Indicates whether this node has been rebooted during the last measurement period or not.

Boolean

This measure is not reported for Summary descriptor.

If this measure shows 1, it means that the node was rebooted during the last measurement period. By checking the time periods when this metric changes from 0 to 1, an administrator can determine the times when this node was rebooted.  The detailed diagnosis of this measure, if enabled, indicates the date/time at which the node was shutdown, the date on which it was restarted, the duration of the shutdown, and whether the node was shutdown as part of a maintenance outine. 

Uptime since the last measurement:

Indicates the time period that this node has been up since the last time this test ran.

Secs

This measure is not reported for Summary descriptor.

If the node has not been rebooted during the last measurement period and the agent has been running continuously, this value will be equal to the measurement period. If the node was rebooted during the last measurement period, this value will be less than the measurement period of the test. For example, if the measurement period is 300 secs, and if the node was rebooted 120 secs back, this metric will report a value of 120 seconds.  The accuracy of this metric is dependent on the measurement period – the smaller the measurement period, greater the accuracy.

Uptime:

Indicates the total time that the node has been up since its last reboot.

Mins

This measure is not reported for Summary descriptor.

Administrators may wish to be alerted if a node has been running without a reboot for a very long period. Setting a threshold for this metric allows administrators to determine such conditions.

Instance open mode

Indicates the mode in which this instance was opened.

 

This measure is not reported for Summary descriptor.

The values reported by this measure and its numeric equivalents are mentioned in the table below:

Measure Value Numeric Value
Mounted 0
Read write 1
Read only 2
Read only with apply 3

Note:

This measure reports the Measure Values listed in the table above indicates the open mode status of the instance. The graph of this measure however, indicates the same using the numeric equivalents only.

Number of mounted nodes

Indicates the number of instances that were opened in mounted mode.

Number

This measure is reported only for Summary descriptor.

The instance mounts a database to associate the database with that instance. When an instance is mounted and open; this mode allows any valid user to connect to the database and perform typical data access operations. In most cases, standby databases in mounted mode carry out the recovery process.

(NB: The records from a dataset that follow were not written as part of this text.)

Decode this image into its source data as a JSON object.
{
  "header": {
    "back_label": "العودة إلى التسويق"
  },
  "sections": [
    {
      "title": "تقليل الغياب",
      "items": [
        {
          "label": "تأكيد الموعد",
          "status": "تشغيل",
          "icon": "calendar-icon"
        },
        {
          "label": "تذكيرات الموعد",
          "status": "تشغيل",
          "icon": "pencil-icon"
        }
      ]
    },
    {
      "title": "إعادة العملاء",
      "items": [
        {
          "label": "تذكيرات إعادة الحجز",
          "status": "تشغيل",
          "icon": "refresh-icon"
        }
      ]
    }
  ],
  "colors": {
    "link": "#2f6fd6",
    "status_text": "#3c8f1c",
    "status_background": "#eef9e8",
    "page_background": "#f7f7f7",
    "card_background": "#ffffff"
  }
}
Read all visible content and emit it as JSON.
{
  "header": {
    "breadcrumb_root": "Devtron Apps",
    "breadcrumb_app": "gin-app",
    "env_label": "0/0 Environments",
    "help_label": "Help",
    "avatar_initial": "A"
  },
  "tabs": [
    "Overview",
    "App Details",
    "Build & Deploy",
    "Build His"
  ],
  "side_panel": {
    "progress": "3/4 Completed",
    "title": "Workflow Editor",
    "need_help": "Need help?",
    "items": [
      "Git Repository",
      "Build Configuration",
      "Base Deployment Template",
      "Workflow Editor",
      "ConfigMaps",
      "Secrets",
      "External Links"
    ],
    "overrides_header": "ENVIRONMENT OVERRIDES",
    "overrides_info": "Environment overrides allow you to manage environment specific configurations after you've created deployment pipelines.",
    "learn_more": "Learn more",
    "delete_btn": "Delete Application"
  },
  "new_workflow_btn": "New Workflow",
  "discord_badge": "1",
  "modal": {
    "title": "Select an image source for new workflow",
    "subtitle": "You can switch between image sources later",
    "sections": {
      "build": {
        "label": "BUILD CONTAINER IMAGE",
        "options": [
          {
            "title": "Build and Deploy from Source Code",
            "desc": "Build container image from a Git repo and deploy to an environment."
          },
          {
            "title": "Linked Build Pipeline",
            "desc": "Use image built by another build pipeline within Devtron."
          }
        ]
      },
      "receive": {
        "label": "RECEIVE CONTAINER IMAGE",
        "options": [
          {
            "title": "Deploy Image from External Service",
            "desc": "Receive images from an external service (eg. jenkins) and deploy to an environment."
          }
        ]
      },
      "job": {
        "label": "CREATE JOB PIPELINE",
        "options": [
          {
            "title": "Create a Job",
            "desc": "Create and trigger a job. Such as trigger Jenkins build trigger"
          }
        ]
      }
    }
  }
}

Number of read write nodes

Indicates the number of instances that were opened in read write mode.

Number

This measure is reported only for Summary descriptor.

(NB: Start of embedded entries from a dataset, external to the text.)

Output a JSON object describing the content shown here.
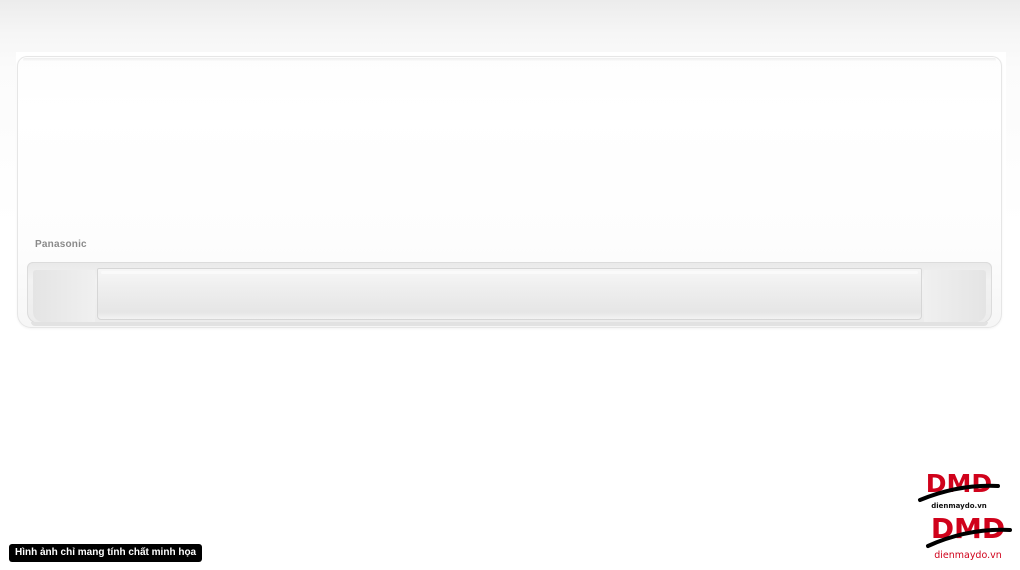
{
  "product": {
    "brand": "Panasonic",
    "subject": "wall-mounted air conditioner indoor unit",
    "color": "#ffffff"
  },
  "overlay": {
    "disclaimer": "Hình ảnh chỉ mang tính chất minh họa"
  },
  "watermarks": [
    {
      "text": "DMD",
      "subtext": "dienmaydo.vn",
      "color": "#d0021b"
    },
    {
      "text": "DMD",
      "subtext": "dienmaydo.vn",
      "color": "#d0021b"
    }
  ]
}
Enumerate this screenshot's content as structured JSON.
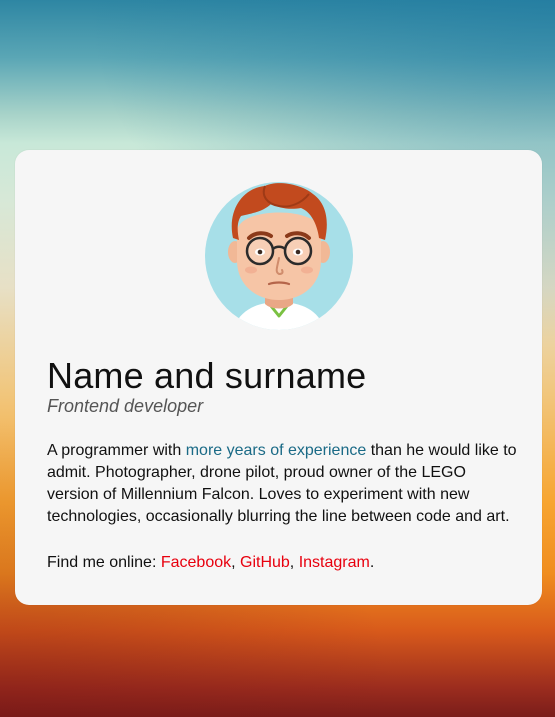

If an instance is in read write mode, then users can make changes to the data, generating redo in the online redo log.

By default, the database opens in read/write mode, unless a standby database is accessed.

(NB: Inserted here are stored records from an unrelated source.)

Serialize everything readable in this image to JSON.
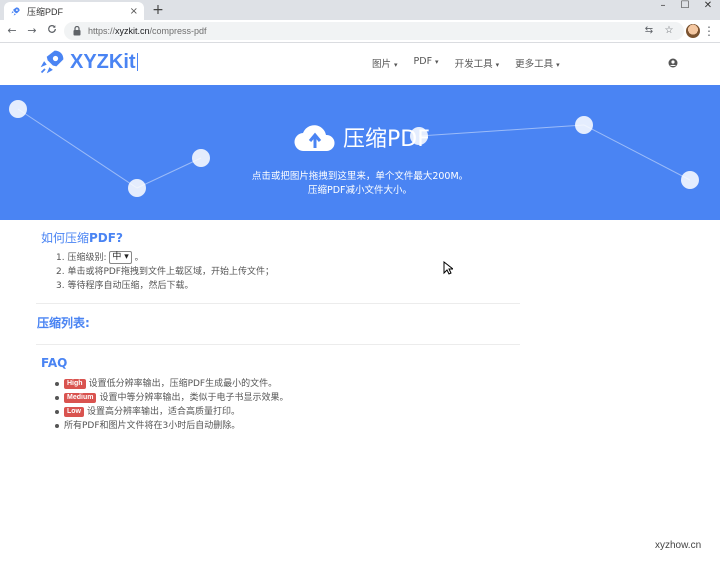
{
  "browser": {
    "tab_title": "压缩PDF",
    "tab_close": "×",
    "new_tab": "+",
    "window_controls": {
      "minimize": "–",
      "maximize": "☐",
      "close": "✕"
    },
    "nav": {
      "back": "←",
      "forward": "→",
      "reload": "C"
    },
    "url_scheme": "https://",
    "url_host": "xyzkit.cn",
    "url_path": "/compress-pdf",
    "omni_icons": [
      "translate-icon",
      "star-icon"
    ],
    "star": "☆",
    "translate": "⇆",
    "kebab": "⋮"
  },
  "site": {
    "logo_text": "XYZKit",
    "brand_color": "#4a84f3",
    "nav_items": [
      {
        "label": "图片"
      },
      {
        "label": "PDF"
      },
      {
        "label": "开发工具"
      },
      {
        "label": "更多工具"
      }
    ],
    "chevron": "⌄"
  },
  "hero": {
    "title": "压缩PDF",
    "line1": "点击或把图片拖拽到这里来，单个文件最大200M。",
    "line2": "压缩PDF减小文件大小。",
    "background": "#4a84f3"
  },
  "howto": {
    "title_prefix": "如何压缩",
    "title_bold": "PDF?",
    "step1_prefix": "1.  压缩级别: ",
    "level_selected": "中",
    "step1_suffix": " 。",
    "step2": "2.  单击或将PDF拖拽到文件上载区域，开始上传文件；",
    "step3": "3.  等待程序自动压缩，然后下载。"
  },
  "list": {
    "title": "压缩列表:"
  },
  "faq": {
    "title": "FAQ",
    "items": [
      {
        "badge": "High",
        "text": "设置低分辨率输出，压缩PDF生成最小的文件。"
      },
      {
        "badge": "Medium",
        "text": "设置中等分辨率输出，类似于电子书显示效果。"
      },
      {
        "badge": "Low",
        "text": "设置高分辨率输出，适合高质量打印。"
      },
      {
        "text": "所有PDF和图片文件将在3小时后自动删除。"
      }
    ],
    "badge_color": "#d9534f"
  },
  "watermark": "xyzhow.cn"
}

The value of this measure helps to identify failure of primary databases in the cluster. If failure of primary database occurs after failure of all standby databases, then it can affect availability leading to data loss.

Number of read only nodes

Indicates the number of instances that were opened in read only mode.

Number

This measure is reported only for Summary descriptor.

A standby database maintains a duplicate copy of your primary database and provides continued availability in the event of a disaster. A standby database can be opened only in read-only mode to use it as a temporary reporting database. Standby database cannot be opened in read/write mode. In a cluster with more than one standby databases, failure of one of the standby will transfer the load to the existing database. But in case of failure of all the standby databases, it can lead to shut down of the primary leading to data loss and unavailability.

Number of read only with apply nodes

Indicates the number of instances that were opened in read only with apply mode.

Number

This measure is reported only for Summary descriptor.

If the Data guard feature is enabled in the cluster, then the standby databases that carry out the recovery process will be in Read only with apply mode.

Total number of nodes

Indicates the total number of nodes in this cluster.

Number

This measure is reported only for Summary descriptor.